I unfolded and unzipped the oversized duffle bag that had previously stored my lacrosse equipment. Everything fit comfortably and, slinging the hefty pack over my shoulder, we left the store.

As we exited the building and walked across the parking lot I saw my first sign, or maybe the second, that things weren't quite what they appeared to be.

"I hope Rita will be okay."

"I hope we make it back home," I replied, adding, "How do you think Rita felt when she watched her husband die like that...with the cheese?"

"What do you mean?"

"Everyone dies. I get that. But with Rita, no matter how tragic her and her husband's defeats or how great their triumphs in life, his last moment was getting crushed by a pallet in a warehouse free-for-all."

"When your number's up your number's up."

"Yeah, but hers isn't up yet. And her last moment with him was spent crawling on the ground, prying cans of simulated cheese product away from strangers while her husband was crushed to death. That's the prism through which they last saw each other on this mortal coil."

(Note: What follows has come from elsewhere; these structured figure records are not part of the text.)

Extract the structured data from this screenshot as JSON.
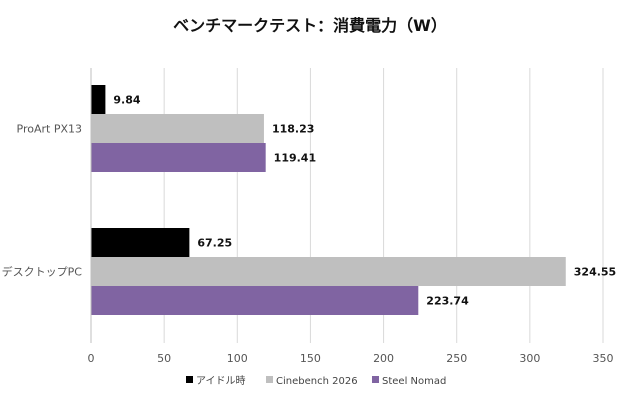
{
  "chart_data": {
    "type": "bar",
    "orientation": "horizontal",
    "title": "ベンチマークテスト：消費電力（W）",
    "categories": [
      "ProArt PX13",
      "デスクトップPC"
    ],
    "series": [
      {
        "name": "アイドル時",
        "values": [
          9.84,
          67.25
        ],
        "labels": [
          "9.84",
          "67.25"
        ],
        "color": "#000000"
      },
      {
        "name": "Cinebench 2026",
        "values": [
          118.23,
          324.55
        ],
        "labels": [
          "118.23",
          "324.55"
        ],
        "color": "#bfbfbf"
      },
      {
        "name": "Steel Nomad",
        "values": [
          119.41,
          223.74
        ],
        "labels": [
          "119.41",
          "223.74"
        ],
        "color": "#8064a2"
      }
    ],
    "xlim": [
      0,
      350
    ],
    "xticks": [
      0,
      50,
      100,
      150,
      200,
      250,
      300,
      350
    ],
    "xtick_labels": [
      "0",
      "50",
      "100",
      "150",
      "200",
      "250",
      "300",
      "350"
    ],
    "xlabel": "",
    "ylabel": "",
    "grid": true,
    "legend_position": "bottom"
  }
}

"I don't understand what you're getting at. Are you talking about the futility of death?"

"No. I'm talking about the dignity of death. If you die in front of me, I'd be crushed, figuratively speaking in this case, but I would hope you go well. I hope, if I have to see you die, that it's... I don't know... valiantly. Or quietly. Just not absurdly."

"What about humorously? That seems like a nice way to go. Maybe slipping on a banana peel."

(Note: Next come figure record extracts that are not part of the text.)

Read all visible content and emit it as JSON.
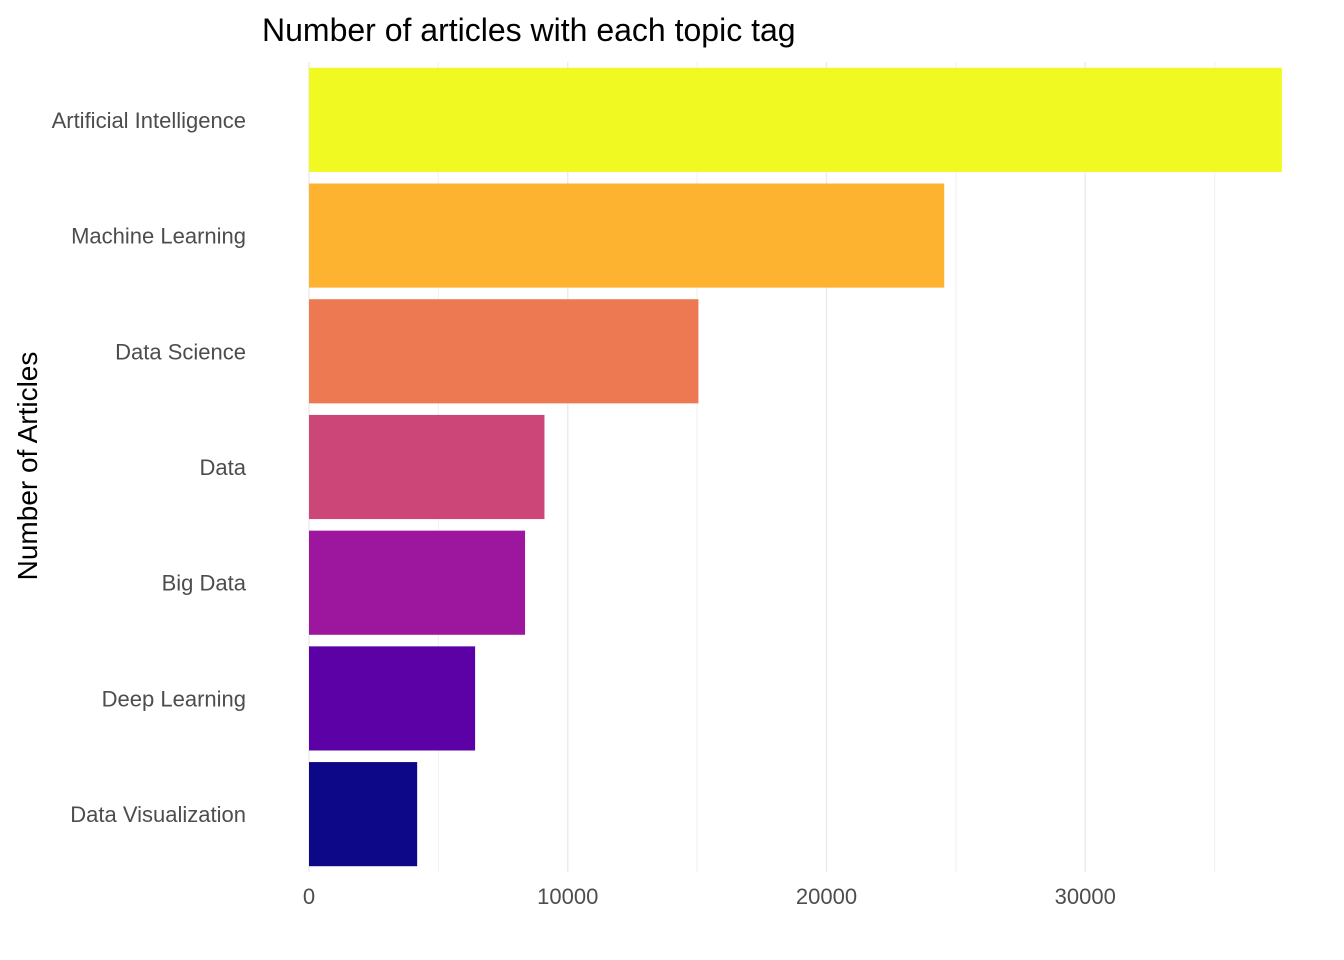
{
  "chart_data": {
    "type": "bar",
    "orientation": "horizontal",
    "title": "Number of articles with each topic tag",
    "xlabel": "",
    "ylabel": "Number of Articles",
    "categories": [
      "Artificial Intelligence",
      "Machine Learning",
      "Data Science",
      "Data",
      "Big Data",
      "Deep Learning",
      "Data Visualization"
    ],
    "values": [
      37600,
      24550,
      15050,
      9100,
      8350,
      6420,
      4180
    ],
    "colors": [
      "#F0F921",
      "#FDB32F",
      "#ED7953",
      "#CC4778",
      "#9C179E",
      "#5C01A6",
      "#0D0887"
    ],
    "xlim": [
      0,
      37600
    ],
    "xticks": [
      0,
      10000,
      20000,
      30000
    ],
    "xtick_labels": [
      "0",
      "10000",
      "20000",
      "30000"
    ],
    "grid": true,
    "legend": "none"
  }
}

"That's vaudevillian, not humorous."

"It would still be funny."

"Yeah...maybe. Way later."

"I'd rather people think of me dying and have a good laugh, wouldn't you?"

"I don't know," I said as we sat in her Jeep, watching cars speed past at reckless speeds in both directions. "There was a Brazilian priest named Adelir de Cardi, who died a few years ago. He was an experienced skydiver and he wanted to break a world record by strapping a thousand balloons to a lawn chair."
"What?"
"He was trying to raise money to build a spiritual rest stop for truckers."
"Bullshit."
"No. It's not. He was trying to fly for over 19 hours. He even practiced and completed a 4-hour flight where he went something like 17,000 feet up."
"So what happened?"

"Well, on the big day he set off and went up to almost 20,000 feet before losing contact with the ground. He had a parachute, thermal flight suit, food, water. He even had a GPS system and a cell phone in case he got into trouble. But it turns out that he never learned how to use the GPS and as he started floating out over the ocean, someone on the ground was trying to talk him through the GPS directions, so they could find him. He spent so much time talking to them that he wasn't able to parachute and the battery died on his cell phone.'
"Did he make it?"
"They found the lower half of his body floating in the sea a couple hundred miles from shore."

"Well, the first part is hilarious. But then it gets sad."

"It gets worse. Adelir's brother was the guy on the other end of the cell phone, desperately shouting GPS directions to try and save his brother as he floated out over the sea. It was crazy, and stupid, but at that moment, when the phone cut out, I bet they both wished more than they had ever wished for anything in their lives, that they could just stop time. Stop and go back to when they were kids and start over. Forget about being a priest, and truck stops and all of that, and just live."

Mona was quiet for a moment, introspective.

"Man. That's awful." She said, looking down at the ground, her voice quavering.

"Yeah."

"I mean... how much does God hate truckers?"

I blurted out a laugh and noticed she was only looking down to hide her grin.